Troisièmement, la catastrophe servira également à aggraver la situation ethnique déjà tendue au Pakistan. Au cours des dernières années, un affrontement important s’est développé entre les personnes déplacées en provenance de Khyber-Pukhtunkhwa (anciennement la province du Nord-Ouest) et le peuple du Sindh et du Punjab, qui croient que les réfugiés appauvrissent leurs ressources et sont responsables militantisme islamique.
Le pire aspect de la catastrophe humanitaire au Pakistan est le fait que l’aide internationale a été très lente à arriver. À ce jour, la communauté internationale a fourni la somme dérisoire de 150 millions de dollars d’aide. Les autorités pakistanaises estiment qu’ils auront besoin de milliards de dollars pour résoudre la crise.
Dans les médias américains, il y a des voix qui suggèrent que le problème est la fatigue des donateurs »ou « la fatigue du Pakistan "(ce qui implique que les morts pakistanais sont considérés comme moins importants que ceux causées par d’autres catastrophes naturelles) . La communauté internationale a offert, par exemple, 1 milliard de dollars d’aide suite au tremblement de terre en Haïti et environ 13 milliards de dollars pour aider l’Inde suite au tsunami.
L’impérialisme américain
Mais le problème est beaucoup plus simple : l’establishment américain a passé les dernières années à blâmer le Pakistan pour leurs difficultés en Afghanistan.
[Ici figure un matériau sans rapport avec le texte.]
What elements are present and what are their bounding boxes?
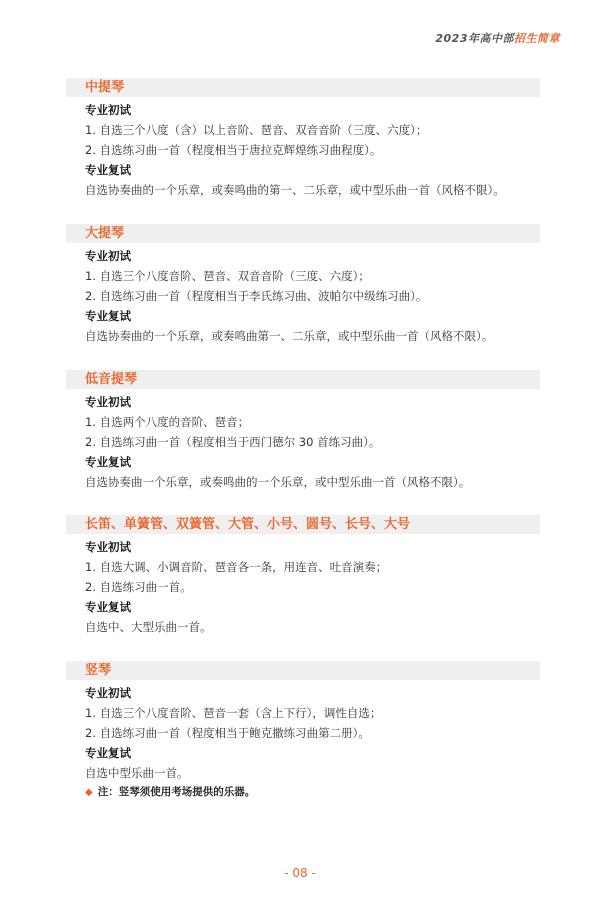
initial-item: 1. 自选三个八度音阶、琶音、双音音阶（三度、六度）； <box>66 266 540 286</box>
initial-item: 1. 自选三个八度音阶、琶音一套（含上下行），调性自选； <box>66 703 540 723</box>
section-double-bass: 低音提琴 专业初试 1. 自选两个八度的音阶、琶音； 2. 自选练习曲一首（程度… <box>66 370 540 492</box>
final-exam-label: 专业复试 <box>66 306 540 326</box>
initial-item: 1. 自选三个八度（含）以上音阶、琶音、双音音阶（三度、六度）； <box>66 120 540 140</box>
section-cello: 大提琴 专业初试 1. 自选三个八度音阶、琶音、双音音阶（三度、六度）； 2. … <box>66 224 540 346</box>
final-item: 自选中、大型乐曲一首。 <box>66 617 540 637</box>
final-exam-label: 专业复试 <box>66 743 540 763</box>
section-winds-brass: 长笛、单簧管、双簧管、大管、小号、圆号、长号、大号 专业初试 1. 自选大调、小… <box>66 515 540 637</box>
initial-exam-label: 专业初试 <box>66 392 540 412</box>
diamond-bullet-icon: ◆ <box>85 787 93 798</box>
initial-exam-label: 专业初试 <box>66 246 540 266</box>
page-number: - 08 - <box>0 866 600 880</box>
final-exam-label: 专业复试 <box>66 160 540 180</box>
section-heading: 低音提琴 <box>66 370 540 389</box>
initial-item: 2. 自选练习曲一首（程度相当于西门德尔 30 首练习曲）。 <box>66 432 540 452</box>
initial-exam-label: 专业初试 <box>66 683 540 703</box>
section-heading: 长笛、单簧管、双簧管、大管、小号、圆号、长号、大号 <box>66 515 540 534</box>
document-header-title: 2023年高中部招生简章 <box>435 30 560 46</box>
note-text: 注：竖琴须使用考场提供的乐器。 <box>98 786 256 798</box>
final-item: 自选中型乐曲一首。 <box>66 763 540 783</box>
final-exam-label: 专业复试 <box>66 452 540 472</box>
initial-item: 2. 自选练习曲一首。 <box>66 577 540 597</box>
initial-exam-label: 专业初试 <box>66 100 540 120</box>
final-exam-label: 专业复试 <box>66 597 540 617</box>
section-viola: 中提琴 专业初试 1. 自选三个八度（含）以上音阶、琶音、双音音阶（三度、六度）… <box>66 78 540 200</box>
initial-item: 2. 自选练习曲一首（程度相当于鲍克撒练习曲第二册）。 <box>66 723 540 743</box>
initial-item: 2. 自选练习曲一首（程度相当于李氏练习曲、波帕尔中级练习曲）。 <box>66 286 540 306</box>
initial-exam-label: 专业初试 <box>66 537 540 557</box>
initial-item: 2. 自选练习曲一首（程度相当于唐拉克辉煌练习曲程度）。 <box>66 140 540 160</box>
section-heading: 中提琴 <box>66 78 540 97</box>
final-item: 自选协奏曲的一个乐章，或奏鸣曲第一、二乐章，或中型乐曲一首（风格不限）。 <box>66 326 540 346</box>
header-title-year: 2023年高中部 <box>435 32 514 45</box>
initial-item: 1. 自选两个八度的音阶、琶音； <box>66 412 540 432</box>
final-item: 自选协奏曲一个乐章，或奏鸣曲的一个乐章，或中型乐曲一首（风格不限）。 <box>66 472 540 492</box>
initial-item: 1. 自选大调、小调音阶、琶音各一条，用连音、吐音演奏； <box>66 557 540 577</box>
section-heading: 竖琴 <box>66 661 540 680</box>
section-harp: 竖琴 专业初试 1. 自选三个八度音阶、琶音一套（含上下行），调性自选； 2. … <box>66 661 540 802</box>
final-item: 自选协奏曲的一个乐章，或奏鸣曲的第一、二乐章，或中型乐曲一首（风格不限）。 <box>66 180 540 200</box>
harp-note: ◆注：竖琴须使用考场提供的乐器。 <box>66 783 540 802</box>
header-title-accent: 招生简章 <box>514 32 560 45</box>
section-heading: 大提琴 <box>66 224 540 243</box>
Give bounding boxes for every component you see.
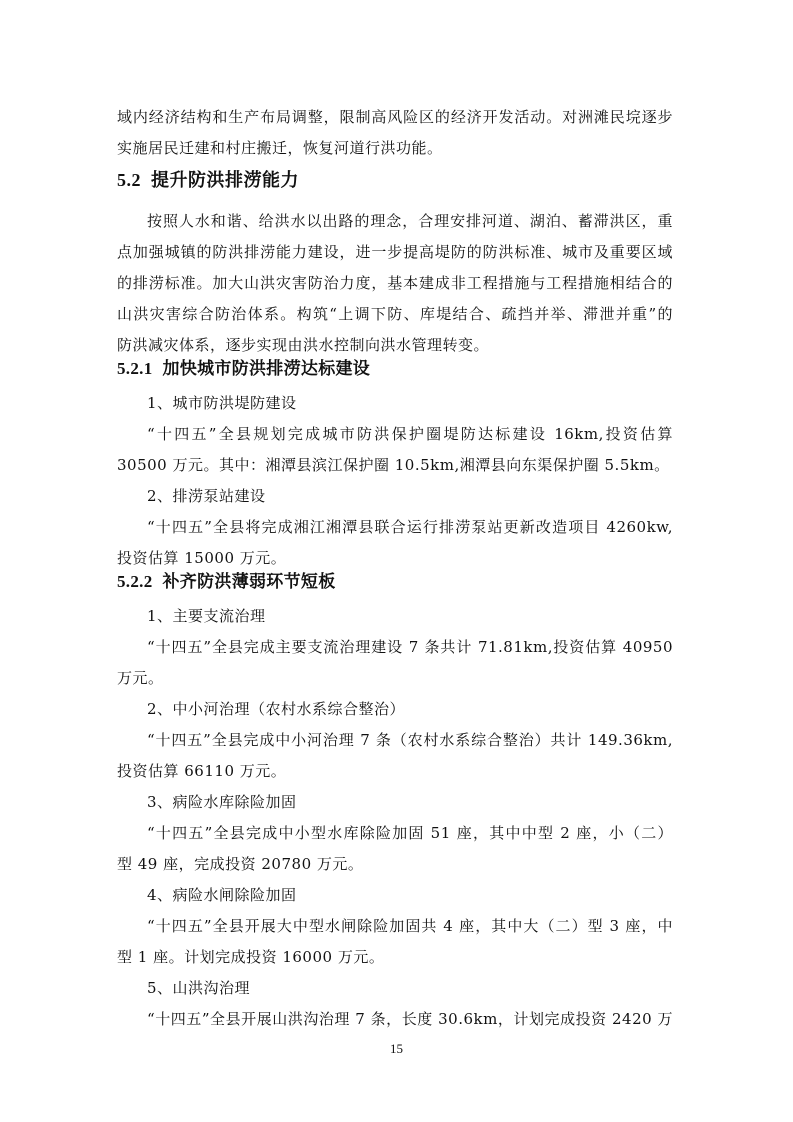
body-text-line: 防洪减灾体系，逐步实现由洪水控制向洪水管理转变。	[117, 335, 673, 355]
section-title: 提升防洪排涝能力	[151, 170, 299, 191]
body-text-line: “十四五”全县完成主要支流治理建设 7 条共计 71.81km,投资估算 409…	[147, 637, 673, 657]
body-text-line: “十四五”全县完成中小型水库除险加固 51 座，其中中型 2 座，小（二）	[147, 823, 673, 843]
body-text-line: 点加强城镇的防洪排涝能力建设，进一步提高堤防的防洪标准、城市及重要区域	[117, 242, 673, 262]
section-heading-5-2-1: 5.2.1加快城市防洪排涝达标建设	[117, 357, 370, 381]
section-heading-5-2-2: 5.2.2补齐防洪薄弱环节短板	[117, 570, 336, 594]
section-title: 补齐防洪薄弱环节短板	[163, 572, 336, 592]
body-text-line: 型 1 座。计划完成投资 16000 万元。	[117, 947, 673, 967]
body-text-line: 域内经济结构和生产布局调整，限制高风险区的经济开发活动。对洲滩民垸逐步	[117, 107, 673, 127]
section-number: 5.2.1	[117, 359, 153, 378]
section-number: 5.2.2	[117, 572, 153, 591]
item-heading: 1、主要支流治理	[147, 606, 266, 626]
body-text-line: “十四五”全县开展山洪沟治理 7 条，长度 30.6km，计划完成投资 2420…	[147, 1009, 673, 1029]
document-page: 域内经济结构和生产布局调整，限制高风险区的经济开发活动。对洲滩民垸逐步 实施居民…	[0, 0, 793, 1122]
body-text-line: 实施居民迁建和村庄搬迁，恢复河道行洪功能。	[117, 138, 673, 158]
body-text-line: 万元。	[117, 668, 673, 688]
body-text-line: “十四五”全县规划完成城市防洪保护圈堤防达标建设 16km,投资估算	[147, 424, 673, 444]
item-heading: 3、病险水库除险加固	[147, 792, 297, 812]
body-text-line: 按照人水和谐、给洪水以出路的理念，合理安排河道、湖泊、蓄滞洪区，重	[147, 211, 673, 231]
body-text-line: 投资估算 15000 万元。	[117, 548, 673, 568]
body-text-line: 型 49 座，完成投资 20780 万元。	[117, 854, 673, 874]
section-title: 加快城市防洪排涝达标建设	[163, 359, 371, 379]
body-text-line: “十四五”全县开展大中型水闸除险加固共 4 座，其中大（二）型 3 座，中	[147, 916, 673, 936]
body-text-line: 30500 万元。其中：湘潭县滨江保护圈 10.5km,湘潭县向东渠保护圈 5.…	[117, 455, 673, 475]
body-text-line: “十四五”全县将完成湘江湘潭县联合运行排涝泵站更新改造项目 4260kw,	[147, 517, 673, 537]
item-heading: 4、病险水闸除险加固	[147, 885, 297, 905]
body-text-line: 投资估算 66110 万元。	[117, 761, 673, 781]
section-heading-5-2: 5.2提升防洪排涝能力	[117, 168, 299, 193]
page-number: 15	[0, 1041, 793, 1057]
body-text-line: 的排涝标准。加大山洪灾害防治力度，基本建成非工程措施与工程措施相结合的	[117, 273, 673, 293]
body-text-line: “十四五”全县完成中小河治理 7 条（农村水系综合整治）共计 149.36km,	[147, 730, 673, 750]
item-heading: 1、城市防洪堤防建设	[147, 393, 297, 413]
item-heading: 5、山洪沟治理	[147, 978, 250, 998]
item-heading: 2、中小河治理（农村水系综合整治）	[147, 699, 405, 719]
body-text-line: 山洪灾害综合防治体系。构筑“上调下防、库堤结合、疏挡并举、滞泄并重”的	[117, 304, 673, 324]
item-heading: 2、排涝泵站建设	[147, 486, 266, 506]
section-number: 5.2	[117, 170, 141, 190]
Cela a trouvé un corollaire honteux, l’islamophobie rampante qui se développe aux États-Unis et en Europe.
Washington, par exemple, parvient à envoyer chaque année au Pakistan un milliard de dollars d’aide pour combattre les Talibans le long de la frontière afghane. Mais quand il s’agit de l’aide humanitaire, les États-Unis ne parviennent à trouver seulement qu’un petit montant de 70 millions de dollars.
La raison de cette somme dérisoire s’explique en partie parce le fait que les États-Unis sont plus préoccupés par leur agenda géopolitique dans la région que par l’aide humanitaire. Mais cela reflète aussi les pressions politiques exercées par l’aile conservatrice de establishment politicien américain qui accuse le Pakistan d’être responsable de l’échec américain en Afghanistan.
D’autres pays fournissent également un soutien limité. Par exemple, l’Inde voisine, un pays bien placé pour fournir une aide importante au Pakistan, a mis sa rivalité politique avant l’aide humanitaire, en fournissant seulement 5 millions de dollars d’aide. Les opportunistes politiques en Inde mettent en garde que toute l’aide envoyée au Pakistan aille dans les mains des « organisations terroristes ».
Les gens ordinaires au Pakistan sont pris entre la guerre en Afghanistan qui tue de plus en plus de Pakistanais les politiciens corrompus qui détruisent l’économie. La réponse des autorités américaines et pakistanaises aux inondations actuelles révèle l’échec des deux gouvernements à fournir une aide véritable pour le peuple du Pakistan.